After all, Pascual uses a special laboratory to work with the organism he studies. Brucella abortus, which causes brucellosis in cattle and bison and an intermittent fever in humans, is a Level 3 infectious agent in a federal classification system where Level 1 means a low-risk organism to Level 4, which includes exotic, deadly agents like Ebola virus.

"In our lab, we need a protective suit and personal respirators," Pascual explained. "We disinfect ourselves when we come out of the facility and then shower. Everything else is autoclaved."

His point is one echoed by other scientists: bioterrorism isn't something that just anyone can do.

Pascual has been drawn into the now-national topic because the microbe he studies is closely related to Brucella melitensis, one of the potential bioterrorist agents identified by the Centers for Disease Control. The organisms are so closely related that a vaccine against one would likely work against the other.

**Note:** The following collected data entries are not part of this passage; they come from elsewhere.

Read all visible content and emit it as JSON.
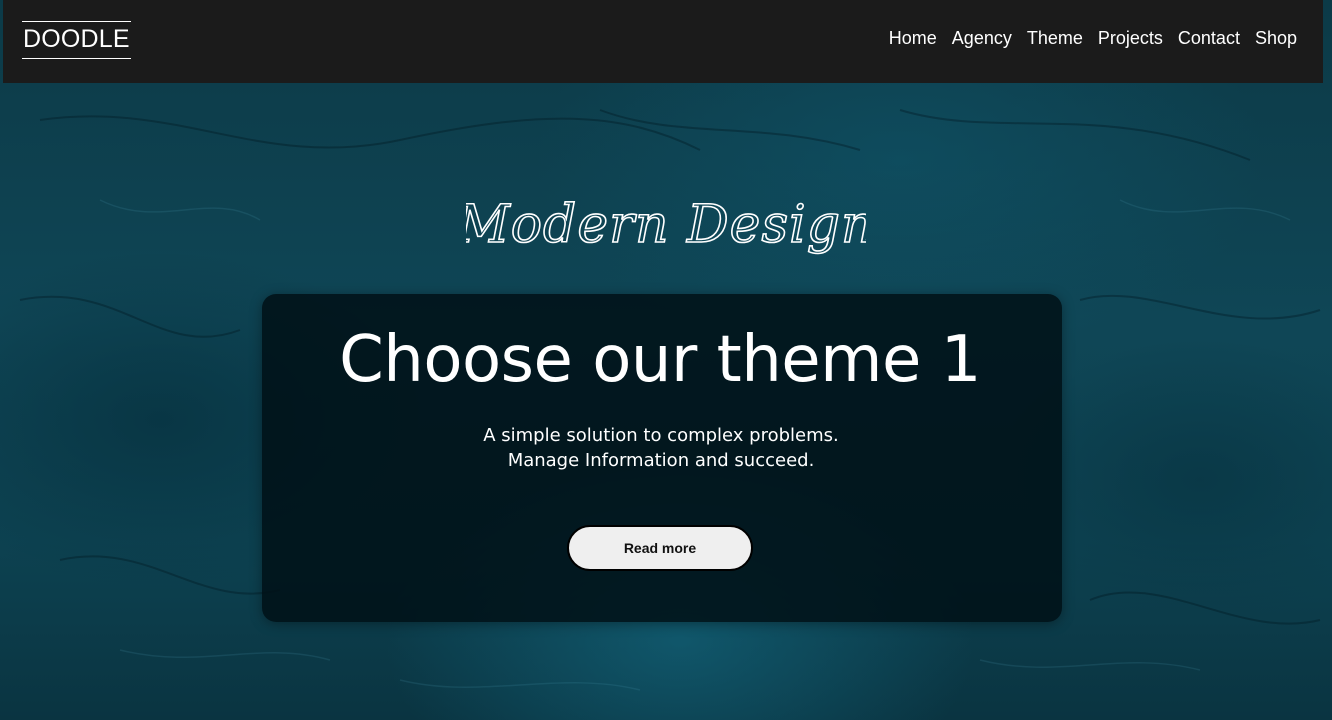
{
  "header": {
    "logo": "DOODLE",
    "nav": [
      {
        "label": "Home"
      },
      {
        "label": "Agency"
      },
      {
        "label": "Theme"
      },
      {
        "label": "Projects"
      },
      {
        "label": "Contact"
      },
      {
        "label": "Shop"
      }
    ]
  },
  "hero": {
    "script_title": "Modern Design",
    "headline": "Choose our theme 1",
    "subtitle_line1": "A simple solution to complex problems.",
    "subtitle_line2": "Manage Information and succeed.",
    "cta_label": "Read more"
  },
  "colors": {
    "topbar": "#1b1b1b",
    "background": "#0f4656",
    "panel": "#001016",
    "button": "#efefef"
  }
}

"It's on the CDC's list because there is no vaccine, the organism is readily available and it can be aerosolized," explained Pascual. "It's not lethal, but it can cause illness and there's no cure. That makes it a potential weapon."

Endemic in sheep and goats in Mediterranean countries, B. melitensis typically is passed to humans in unpasteurized cheese and milk. The undulate fever it causes is treated with long-term antibiotics.

"If one potential method of delivery is to aerosolize an urban area it could be an issue," Pascual said.

Pascual's approach to developing a vaccine is to find the proteins on the outside of the bacterium that would make the body's immune system jump into action and create a protective immunity.

Once he finds those proteins, his collaborator-Bozeman-based LigoCyte Pharmaceuticals, Inc.-would develop a replica of those proteins to act as a vaccine. LigoCyte has a Department of Defense contract to develop vaccine delivery systems and microbe detection methods for B. abortus and two other organisms.

MSU and company scientists are eyeing the mucosal surfaces-the vast system of cells that line the nose, mouth and gut-as the place to create immunity in the body because most microbes must cross a mucosal barrier in order to cause disease.

Without giving away details, Pascual said his studies already have shown "some evidence" of protection against B. abortus in bison, the most sensitive animal to brucella infections. In other words, he has a potential vaccine candidate that could take another five years to refine. More advanced animal studies and human clinical trials would all be done elsewhere, as neither LigoCyte nor MSU has the proper facilities.

The vaccine needs to be simple, unlike the current anthrax vaccine that requires repeated doses over 18 months and brings some nasty side effects with it.

And even if never used on the behalf of U.S. troops or civilians trapped in an evil execution of germ warfare by a nefarious dictator or extremist political regime, a brucellosis vaccine would still be a useful tool on behalf of the American bison, whose management on the Yellowstone National Park/Montana boundary remains highly controversial.